Every day a voice announces the days remaining before transformation and then routine activities fill the rest of the day. Singles eat alone, exercise alone and most importantly have to hunt in the evening. The more loners you catch, the more your stay is extended. The newcomer finds last hope in the face of a heartless woman (Angeliki Papoulia), who happens to be the best hunter. But as things evolve in their staged relationship, the loner is forced to escape the hotel and run into the forest, where he joins a secret community of loner escapees, led by a young unscrupulous woman (Lea Seydoux). 

In his fourth film, Lanthimos empowers the female presence - the hotel manager, the cold-hearted woman and the group leader - they are all granted an authoritarian, even dictatorial positions eliminating the male presence and becoming rule-setters. 

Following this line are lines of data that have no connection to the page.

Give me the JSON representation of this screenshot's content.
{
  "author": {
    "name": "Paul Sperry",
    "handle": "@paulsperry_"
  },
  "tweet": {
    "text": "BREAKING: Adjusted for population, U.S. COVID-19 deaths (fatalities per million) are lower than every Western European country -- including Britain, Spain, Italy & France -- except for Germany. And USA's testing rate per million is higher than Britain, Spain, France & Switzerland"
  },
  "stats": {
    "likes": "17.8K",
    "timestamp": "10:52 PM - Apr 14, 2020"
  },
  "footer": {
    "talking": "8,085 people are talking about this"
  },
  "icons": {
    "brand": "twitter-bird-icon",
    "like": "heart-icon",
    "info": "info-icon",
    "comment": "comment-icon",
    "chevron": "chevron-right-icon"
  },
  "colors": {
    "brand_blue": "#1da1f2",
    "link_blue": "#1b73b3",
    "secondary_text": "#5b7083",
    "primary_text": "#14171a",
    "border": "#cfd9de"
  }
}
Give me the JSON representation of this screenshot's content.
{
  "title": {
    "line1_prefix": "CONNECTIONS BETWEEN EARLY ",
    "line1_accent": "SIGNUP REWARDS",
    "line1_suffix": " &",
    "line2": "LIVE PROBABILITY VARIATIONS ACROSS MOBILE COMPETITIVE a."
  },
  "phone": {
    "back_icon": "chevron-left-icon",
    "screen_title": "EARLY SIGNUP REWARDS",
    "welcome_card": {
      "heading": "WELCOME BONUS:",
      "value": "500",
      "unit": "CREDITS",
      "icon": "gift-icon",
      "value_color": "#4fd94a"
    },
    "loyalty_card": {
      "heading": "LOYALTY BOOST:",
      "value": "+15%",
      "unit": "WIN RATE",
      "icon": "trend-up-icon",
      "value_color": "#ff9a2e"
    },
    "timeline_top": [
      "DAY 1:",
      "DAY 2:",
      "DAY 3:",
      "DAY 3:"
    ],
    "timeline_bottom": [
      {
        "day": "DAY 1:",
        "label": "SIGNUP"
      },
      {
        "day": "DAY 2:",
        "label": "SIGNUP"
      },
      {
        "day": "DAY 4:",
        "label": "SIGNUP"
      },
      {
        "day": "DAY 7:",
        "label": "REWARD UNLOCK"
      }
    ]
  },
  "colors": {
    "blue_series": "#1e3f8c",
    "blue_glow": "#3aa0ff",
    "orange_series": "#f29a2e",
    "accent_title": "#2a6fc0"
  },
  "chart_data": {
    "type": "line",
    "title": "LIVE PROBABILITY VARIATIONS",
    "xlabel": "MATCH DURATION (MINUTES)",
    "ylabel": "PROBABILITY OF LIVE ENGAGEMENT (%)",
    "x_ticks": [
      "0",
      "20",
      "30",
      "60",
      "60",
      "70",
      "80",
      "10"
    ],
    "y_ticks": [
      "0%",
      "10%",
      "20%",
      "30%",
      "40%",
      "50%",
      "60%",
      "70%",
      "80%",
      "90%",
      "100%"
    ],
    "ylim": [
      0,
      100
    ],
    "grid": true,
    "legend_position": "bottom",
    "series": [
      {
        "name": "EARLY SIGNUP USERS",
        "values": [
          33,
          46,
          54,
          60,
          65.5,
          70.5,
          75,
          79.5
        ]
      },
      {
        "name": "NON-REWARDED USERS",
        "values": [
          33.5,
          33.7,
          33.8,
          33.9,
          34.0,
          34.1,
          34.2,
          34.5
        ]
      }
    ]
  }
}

The Lobster is essentially a film about love and affection. It is not of great importance if affection is a greater form of love, a sub-part of it or the other way around. All characters share the same advantage, that is at the same time their ultimate weakness. They are enjoying solitude and are given the chance to redesign their life in a limited time frame. But ultimately, do they need companionship? Is this a burden or a salvation? 

When the loner joins the secret community in the forest, he is challenged again. As opposed to the resort, he is now required to restrain from any contact with other loners, for the sake of remaining single forever. After meeting one of the female members of the community (Rachel Weisz), their occasional visits to the town as a couple generate emotions that were for both deeply suppressed and forgotten. 

The Lobster is perhaps the most moving film the Greek director has made so far. Recreationally original, the characters are mirrors of each one of us, Orwellian in their core but yet so functionally engaging. Combined with captivating landscapes from the Irish countryside and an excitatory sound mixed with melancholic greek classics they make Lanthimosimaginary dystopia so disturbingly inviting.